Partiamo dal presupposto che preferisco lavorare con artisti “difficili”, che abbiano le idee chiare su quello che vogliono e che scelgono me perché consapevoli di avere una proposta in linea con i loro gusti, quindi tutti gli artisti con i quali ho lavorato sono “difficili” e ne sono felice. 

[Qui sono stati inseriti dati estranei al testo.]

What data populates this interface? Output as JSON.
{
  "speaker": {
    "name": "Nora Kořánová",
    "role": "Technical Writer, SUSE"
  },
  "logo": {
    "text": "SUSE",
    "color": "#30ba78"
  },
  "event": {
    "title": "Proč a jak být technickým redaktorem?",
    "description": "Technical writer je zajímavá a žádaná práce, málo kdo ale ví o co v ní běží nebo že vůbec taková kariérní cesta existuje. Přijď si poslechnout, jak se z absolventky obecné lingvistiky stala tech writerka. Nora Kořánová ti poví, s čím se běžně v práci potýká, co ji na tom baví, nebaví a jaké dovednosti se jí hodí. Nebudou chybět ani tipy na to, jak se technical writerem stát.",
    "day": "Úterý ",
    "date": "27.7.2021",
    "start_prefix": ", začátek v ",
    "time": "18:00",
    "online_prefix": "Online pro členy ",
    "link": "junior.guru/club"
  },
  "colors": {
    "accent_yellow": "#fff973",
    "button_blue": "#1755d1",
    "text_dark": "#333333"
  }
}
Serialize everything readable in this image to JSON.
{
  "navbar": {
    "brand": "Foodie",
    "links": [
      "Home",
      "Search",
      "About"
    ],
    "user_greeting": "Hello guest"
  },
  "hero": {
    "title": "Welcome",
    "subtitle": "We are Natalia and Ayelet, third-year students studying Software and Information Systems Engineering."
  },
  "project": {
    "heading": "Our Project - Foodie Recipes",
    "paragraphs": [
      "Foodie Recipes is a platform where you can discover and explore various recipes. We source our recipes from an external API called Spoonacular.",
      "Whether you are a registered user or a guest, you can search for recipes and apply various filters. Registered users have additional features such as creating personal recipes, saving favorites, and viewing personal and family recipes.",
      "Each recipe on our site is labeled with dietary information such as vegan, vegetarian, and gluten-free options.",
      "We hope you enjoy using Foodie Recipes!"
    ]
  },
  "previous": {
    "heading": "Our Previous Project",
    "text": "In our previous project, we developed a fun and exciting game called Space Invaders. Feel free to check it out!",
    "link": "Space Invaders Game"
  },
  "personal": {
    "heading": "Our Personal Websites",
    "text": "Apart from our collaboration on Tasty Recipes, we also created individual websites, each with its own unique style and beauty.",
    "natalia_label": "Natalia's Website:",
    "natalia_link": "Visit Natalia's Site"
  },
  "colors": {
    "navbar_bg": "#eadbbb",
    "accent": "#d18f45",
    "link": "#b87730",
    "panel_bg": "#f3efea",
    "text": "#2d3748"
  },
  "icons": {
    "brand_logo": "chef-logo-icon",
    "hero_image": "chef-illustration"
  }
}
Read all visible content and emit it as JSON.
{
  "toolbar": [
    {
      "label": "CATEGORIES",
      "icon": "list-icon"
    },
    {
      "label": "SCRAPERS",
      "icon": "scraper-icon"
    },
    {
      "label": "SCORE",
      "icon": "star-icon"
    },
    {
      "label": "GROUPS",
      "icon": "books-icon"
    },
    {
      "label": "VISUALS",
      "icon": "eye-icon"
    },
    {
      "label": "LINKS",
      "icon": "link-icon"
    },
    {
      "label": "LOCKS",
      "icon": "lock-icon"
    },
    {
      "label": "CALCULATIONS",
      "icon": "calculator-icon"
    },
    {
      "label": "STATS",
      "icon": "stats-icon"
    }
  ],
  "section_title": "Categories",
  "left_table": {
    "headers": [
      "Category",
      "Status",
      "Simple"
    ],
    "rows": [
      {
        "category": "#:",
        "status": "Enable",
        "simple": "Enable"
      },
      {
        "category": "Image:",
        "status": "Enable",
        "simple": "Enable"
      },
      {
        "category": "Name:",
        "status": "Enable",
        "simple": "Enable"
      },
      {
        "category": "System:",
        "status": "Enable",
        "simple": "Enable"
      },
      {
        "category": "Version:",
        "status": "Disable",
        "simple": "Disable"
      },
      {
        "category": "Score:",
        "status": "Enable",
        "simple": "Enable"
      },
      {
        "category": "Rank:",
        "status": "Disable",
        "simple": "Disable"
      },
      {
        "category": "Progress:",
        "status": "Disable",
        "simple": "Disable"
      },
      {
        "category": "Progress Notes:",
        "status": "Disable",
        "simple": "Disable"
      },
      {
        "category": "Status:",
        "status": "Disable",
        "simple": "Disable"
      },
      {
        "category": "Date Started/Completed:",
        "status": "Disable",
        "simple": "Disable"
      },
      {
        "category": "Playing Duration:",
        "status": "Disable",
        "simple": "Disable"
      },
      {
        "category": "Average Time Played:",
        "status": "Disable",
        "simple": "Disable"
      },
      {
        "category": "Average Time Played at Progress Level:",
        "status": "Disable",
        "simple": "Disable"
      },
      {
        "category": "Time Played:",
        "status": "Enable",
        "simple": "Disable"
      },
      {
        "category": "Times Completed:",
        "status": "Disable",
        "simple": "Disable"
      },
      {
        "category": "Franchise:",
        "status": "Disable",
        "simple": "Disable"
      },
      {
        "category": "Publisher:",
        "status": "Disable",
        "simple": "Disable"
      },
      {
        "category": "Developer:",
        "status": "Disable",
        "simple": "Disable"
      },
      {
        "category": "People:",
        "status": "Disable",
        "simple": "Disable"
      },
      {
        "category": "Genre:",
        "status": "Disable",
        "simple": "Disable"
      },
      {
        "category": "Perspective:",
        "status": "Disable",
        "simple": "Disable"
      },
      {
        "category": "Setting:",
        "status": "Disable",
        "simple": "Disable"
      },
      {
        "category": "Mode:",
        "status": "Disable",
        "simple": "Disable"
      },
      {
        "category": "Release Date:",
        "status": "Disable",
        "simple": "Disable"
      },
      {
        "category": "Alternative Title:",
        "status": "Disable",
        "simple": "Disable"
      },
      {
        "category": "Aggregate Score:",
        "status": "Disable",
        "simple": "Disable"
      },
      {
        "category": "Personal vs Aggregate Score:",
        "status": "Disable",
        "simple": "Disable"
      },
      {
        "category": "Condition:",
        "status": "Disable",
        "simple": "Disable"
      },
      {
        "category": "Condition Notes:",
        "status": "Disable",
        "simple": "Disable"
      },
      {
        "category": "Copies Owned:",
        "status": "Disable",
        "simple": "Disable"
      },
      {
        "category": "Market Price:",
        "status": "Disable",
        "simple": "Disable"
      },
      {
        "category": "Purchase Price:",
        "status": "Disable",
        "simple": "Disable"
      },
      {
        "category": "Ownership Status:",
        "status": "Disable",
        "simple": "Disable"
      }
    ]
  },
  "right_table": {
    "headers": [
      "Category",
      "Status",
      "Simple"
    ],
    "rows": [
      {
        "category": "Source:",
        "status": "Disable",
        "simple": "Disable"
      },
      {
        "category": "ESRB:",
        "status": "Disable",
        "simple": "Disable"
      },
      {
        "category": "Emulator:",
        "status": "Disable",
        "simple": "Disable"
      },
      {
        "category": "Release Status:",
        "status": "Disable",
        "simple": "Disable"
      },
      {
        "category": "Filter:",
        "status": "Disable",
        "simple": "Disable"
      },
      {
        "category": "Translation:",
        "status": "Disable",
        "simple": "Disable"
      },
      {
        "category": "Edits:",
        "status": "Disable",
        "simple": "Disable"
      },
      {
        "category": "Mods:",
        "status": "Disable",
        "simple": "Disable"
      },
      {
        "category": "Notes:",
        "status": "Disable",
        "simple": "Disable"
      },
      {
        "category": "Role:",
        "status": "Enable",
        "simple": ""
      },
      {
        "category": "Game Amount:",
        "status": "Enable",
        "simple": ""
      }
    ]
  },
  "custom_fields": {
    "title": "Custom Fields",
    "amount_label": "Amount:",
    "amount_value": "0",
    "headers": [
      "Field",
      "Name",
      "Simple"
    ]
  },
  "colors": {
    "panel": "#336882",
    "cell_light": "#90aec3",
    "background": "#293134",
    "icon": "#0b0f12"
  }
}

Da qualche anno si assiste alla rinascita del cinema italiano di qualità, penso a “Perfetti sconosciuti” oppure “Lo chiamavano Jeeg robot”: qual è la sua opinione a riguardo? Hai mai pensato di realizzare un lungometraggio? 
Ha citato due ottimi film, io purtroppo rimango sempre legato a un'idea diversa di cinema per gusto personale che difficilmente riesco a riscontrare negli autori italiani, un esempio è un film bellissimo visto da poco di David Lowery, “A Ghost Story”, ma anche i film del sopra citato Lanthimos come “Dogtooth”, di sicuro se mai arriverò a fare un lungometraggio il risultato sarà più simile a uno di questi autori, al momento il tempo che ho da dedicare a un progetto così importante è davvero poco, ma sono cose che avvengono in modo del tutto naturale quindi se mai ci sarà occasione lo capirò. 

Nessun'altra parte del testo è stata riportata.